- Original language: English
- Written by: Joy Behar
- Subject: Marriage, divorce
- Genre: Comedy, monologue

Premiere
- Date: February 2025

= My First Ex-Husband =

Comedy debut play

My First Ex-Husband is a comedy debut play written by Joy Behar that premiered Off-Broadway in New York City in February 2025.

==Plot==
In a series of monologues, the actresses reveal true stories. Within the world of the play, one sees women married to the mob, to jobs, to wealth, faith and ultimately the wrong man.

==Critical reception==
The New York Sun wrote "Even if you don't watch the celebrity coffee klatch broadcast weekday mornings on ABC, The View, chances are you've heard about the socio-political musings of its hosts, who embarrass thoughtful liberals and progressives on a regular basis. Just recently, Joy Behar, who has been with the show since its inception, lit up social media with the characteristically incisive observation that the new White House press secretary, Karoline Leavitt, had likely been hired 'because, according to Donald Trump, she’s a 10.' Ms. Behar's latest venture, fortunately, finds the veteran comedian a little less out of her depth. Titled My First Ex-Husband, it consists of eight monologues she crafted after interviewing a diverse group of divorcées."

DC Theater Arts said "Based on hours of deep-dive interviews Behar conducted several years ago with a number of divorcées, the stories have been redacted by her, with their permission, to lend her signature sardonic wit to the tales, to close each with a happy ending for the women, and to leave the audience laughing and celebrating their new beginnings."

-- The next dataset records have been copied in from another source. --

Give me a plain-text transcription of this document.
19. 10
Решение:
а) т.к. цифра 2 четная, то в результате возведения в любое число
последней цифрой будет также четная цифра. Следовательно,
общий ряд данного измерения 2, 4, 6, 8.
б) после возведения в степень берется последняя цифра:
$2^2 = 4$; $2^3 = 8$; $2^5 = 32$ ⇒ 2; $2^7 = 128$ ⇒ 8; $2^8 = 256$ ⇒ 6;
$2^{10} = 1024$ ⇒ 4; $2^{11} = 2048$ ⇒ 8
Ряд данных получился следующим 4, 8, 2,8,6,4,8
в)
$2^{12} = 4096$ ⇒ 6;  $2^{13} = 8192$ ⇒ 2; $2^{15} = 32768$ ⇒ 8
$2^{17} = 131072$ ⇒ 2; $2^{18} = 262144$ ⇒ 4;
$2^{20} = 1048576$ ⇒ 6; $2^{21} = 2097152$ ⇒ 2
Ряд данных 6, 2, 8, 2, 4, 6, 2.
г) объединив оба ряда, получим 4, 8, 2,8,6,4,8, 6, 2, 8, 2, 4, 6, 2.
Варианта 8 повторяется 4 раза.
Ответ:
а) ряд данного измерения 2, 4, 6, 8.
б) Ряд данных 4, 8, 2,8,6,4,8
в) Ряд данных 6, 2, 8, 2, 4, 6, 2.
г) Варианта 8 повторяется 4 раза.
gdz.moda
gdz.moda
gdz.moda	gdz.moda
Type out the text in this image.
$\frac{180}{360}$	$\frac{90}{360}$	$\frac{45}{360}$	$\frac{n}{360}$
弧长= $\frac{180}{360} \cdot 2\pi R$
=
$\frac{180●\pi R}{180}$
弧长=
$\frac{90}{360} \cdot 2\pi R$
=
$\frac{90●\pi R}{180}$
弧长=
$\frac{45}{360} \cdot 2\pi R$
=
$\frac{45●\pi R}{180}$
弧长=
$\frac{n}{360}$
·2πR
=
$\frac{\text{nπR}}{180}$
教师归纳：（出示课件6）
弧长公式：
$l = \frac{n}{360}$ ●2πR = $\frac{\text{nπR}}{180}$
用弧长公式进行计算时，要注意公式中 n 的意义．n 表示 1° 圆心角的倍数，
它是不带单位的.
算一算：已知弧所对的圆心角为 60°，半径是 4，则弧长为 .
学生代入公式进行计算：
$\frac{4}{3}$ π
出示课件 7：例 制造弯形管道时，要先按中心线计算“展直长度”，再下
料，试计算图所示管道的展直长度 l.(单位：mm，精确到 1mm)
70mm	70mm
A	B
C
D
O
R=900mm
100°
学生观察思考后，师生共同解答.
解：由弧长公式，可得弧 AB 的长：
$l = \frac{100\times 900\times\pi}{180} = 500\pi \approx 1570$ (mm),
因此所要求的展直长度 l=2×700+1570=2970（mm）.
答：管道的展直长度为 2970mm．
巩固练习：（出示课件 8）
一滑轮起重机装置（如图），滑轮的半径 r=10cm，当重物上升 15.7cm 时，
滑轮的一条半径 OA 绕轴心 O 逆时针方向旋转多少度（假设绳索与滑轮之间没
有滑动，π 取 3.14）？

TheaterMania wrote "While not a groundbreaking work of theater, My First Ex-Husband is sure to provoke more stories on the drive home as theatergoers reminisce about their own starter marriages. In that light, the show can be seen as a 90-minute icebreaker to a lifetime of self-examination. And that’s fine, because the only person you can honestly promise 'till death do us part' is yourself."